The only immediate net cost to government is 2 of the 3 times normal income tax rates (the 1st is already refunded for all charitable donations. With income tax at 20% that is [£275m x 20% x 2 / 130%(from every £1.30 of taxes collectible only about £1 is not avoided or spent in the collection)] £85 m million. The £275m of direct payment under section 1 comes from money previously given to ESA. The reduced taxes under 4 would, under the Laffer curve, be expected to be at least matched by increased economic activity both in these companies & spin off activity. Note that because space is the same distance from all countries & involves no significant use of local natural resources it can move fairly easily to any country with an advanced education & technological infrastructure. That makes it particularly easy to attract via tax breaks.
The prize money investment would be [£275 x 2] £550 million in the first year. Assuming, conservatively that space industry growth continues at 5%, meaning the fund increases at 10% that would be £605m in the 1st year, & £665m, £732m, £805m &£886m subsequently totalling £4 billion ($6.6 bn). This would immediately fund Jerry Pournelle's proposal for a commercial orbital shuttle & for a commercial space station. If the rate of growth in space industry increased, as it could hardly fail to do, the fund allocation would increase which, together with each new year's allocation would see a fast, self financing, exponential growth in technology investment. For example if growth went up to the US level of 17.6% the allocation in the next 2 years would be £1.34 bn &£1.47 bn plus revaluation of the intervening years. Since this could only happen if there was a fast growth of the space economy following the introduction of this programme payments in subsequent years would be likely to be less than the increases to the Exchequer from economic progress.
What would be the total extra economic investment in the British economy from this programme? Well according to the article discussed yesterday "Since SpaceShipOne took the Ansari X PRIZE in 2004, public and private investors have spent more than $1.5 billion to develop this nascent industry" for a space X-Prize investment of $88 million. That is a ratio of 17:1. There may be other reasons for that much investment but it was done without the subsequent tax reduction in section 5 so it is not unreasonable to stand by that (indeed it would not be unreasonable to go beyond it but I won't). At that ratio we get British commercial investment of £68 billion, which is not a bad return for government spending of £85 million. While this could be opposed by Luddites opposed to any form of economic growth I don't think it could be sensibly opposed by anybody else, unless they could dispute the figures here by more than a hundredfold.

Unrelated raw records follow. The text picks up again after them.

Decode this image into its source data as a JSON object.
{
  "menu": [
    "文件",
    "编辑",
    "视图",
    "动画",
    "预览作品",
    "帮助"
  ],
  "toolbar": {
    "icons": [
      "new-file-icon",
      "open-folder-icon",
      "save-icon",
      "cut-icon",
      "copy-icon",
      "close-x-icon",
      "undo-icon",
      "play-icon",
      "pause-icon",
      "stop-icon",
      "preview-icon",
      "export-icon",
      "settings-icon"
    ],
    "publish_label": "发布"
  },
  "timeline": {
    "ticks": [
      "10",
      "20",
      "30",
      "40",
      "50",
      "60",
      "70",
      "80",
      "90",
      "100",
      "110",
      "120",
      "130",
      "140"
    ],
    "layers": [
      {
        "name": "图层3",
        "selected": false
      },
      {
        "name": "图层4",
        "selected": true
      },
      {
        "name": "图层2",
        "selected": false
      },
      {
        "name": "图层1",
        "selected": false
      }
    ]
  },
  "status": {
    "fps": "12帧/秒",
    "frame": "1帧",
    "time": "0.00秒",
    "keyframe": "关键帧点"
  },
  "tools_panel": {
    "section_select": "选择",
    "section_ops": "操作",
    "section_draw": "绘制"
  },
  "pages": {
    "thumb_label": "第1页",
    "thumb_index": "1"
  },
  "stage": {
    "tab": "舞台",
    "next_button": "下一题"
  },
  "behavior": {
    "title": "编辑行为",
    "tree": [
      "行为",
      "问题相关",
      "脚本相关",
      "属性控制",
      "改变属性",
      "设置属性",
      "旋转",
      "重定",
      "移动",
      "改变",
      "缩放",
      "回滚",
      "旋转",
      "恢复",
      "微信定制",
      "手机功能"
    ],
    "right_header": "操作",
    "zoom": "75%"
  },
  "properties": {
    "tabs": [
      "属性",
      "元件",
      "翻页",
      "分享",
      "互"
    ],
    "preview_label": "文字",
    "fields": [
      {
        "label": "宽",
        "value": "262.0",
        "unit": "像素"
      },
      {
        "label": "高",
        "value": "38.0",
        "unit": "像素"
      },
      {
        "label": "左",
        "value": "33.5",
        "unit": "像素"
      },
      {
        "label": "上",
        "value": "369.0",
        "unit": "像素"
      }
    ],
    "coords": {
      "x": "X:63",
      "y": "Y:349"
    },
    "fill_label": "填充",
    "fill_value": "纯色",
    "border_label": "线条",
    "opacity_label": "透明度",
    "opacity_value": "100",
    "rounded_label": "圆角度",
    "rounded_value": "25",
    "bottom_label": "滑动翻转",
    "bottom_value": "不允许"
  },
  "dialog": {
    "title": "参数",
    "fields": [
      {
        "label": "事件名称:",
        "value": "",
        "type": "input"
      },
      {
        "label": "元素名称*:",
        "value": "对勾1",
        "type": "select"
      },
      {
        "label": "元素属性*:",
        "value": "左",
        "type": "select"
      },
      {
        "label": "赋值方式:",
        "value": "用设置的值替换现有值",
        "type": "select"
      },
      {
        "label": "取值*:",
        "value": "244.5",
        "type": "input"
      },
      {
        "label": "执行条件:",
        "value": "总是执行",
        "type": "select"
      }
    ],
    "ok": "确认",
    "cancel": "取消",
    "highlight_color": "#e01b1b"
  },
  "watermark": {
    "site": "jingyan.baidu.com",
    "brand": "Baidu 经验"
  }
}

Other countries - the figures here are scalable. Scotland at 8% of UK GNP could, for a similar level of effort, do this by putting up £22 million as equivalent to the ESA contribution & running the charitable refund through the rates system. 8& of $6.6 bn is $528 million which would just finance a commercial shuttle according to Pournelle's most recent figures. This also applies to any developed country & a lot of US states with GNP down to $213 billion annually which includes Hong Kong, Czech Republic (both 40) & Ireland (34). Singapore would have to make marginally more effort but, noting both their technophilia & equatorial location, can see them doing so.
Japan, Germany, China, France, Italy & probably Russia could match the full programme. The USA could do so with ease. Whether they have the gumption to do so is questionable but certainly somebody is going to. The future & untold wealth is out there for any country progressive enough to reach for it.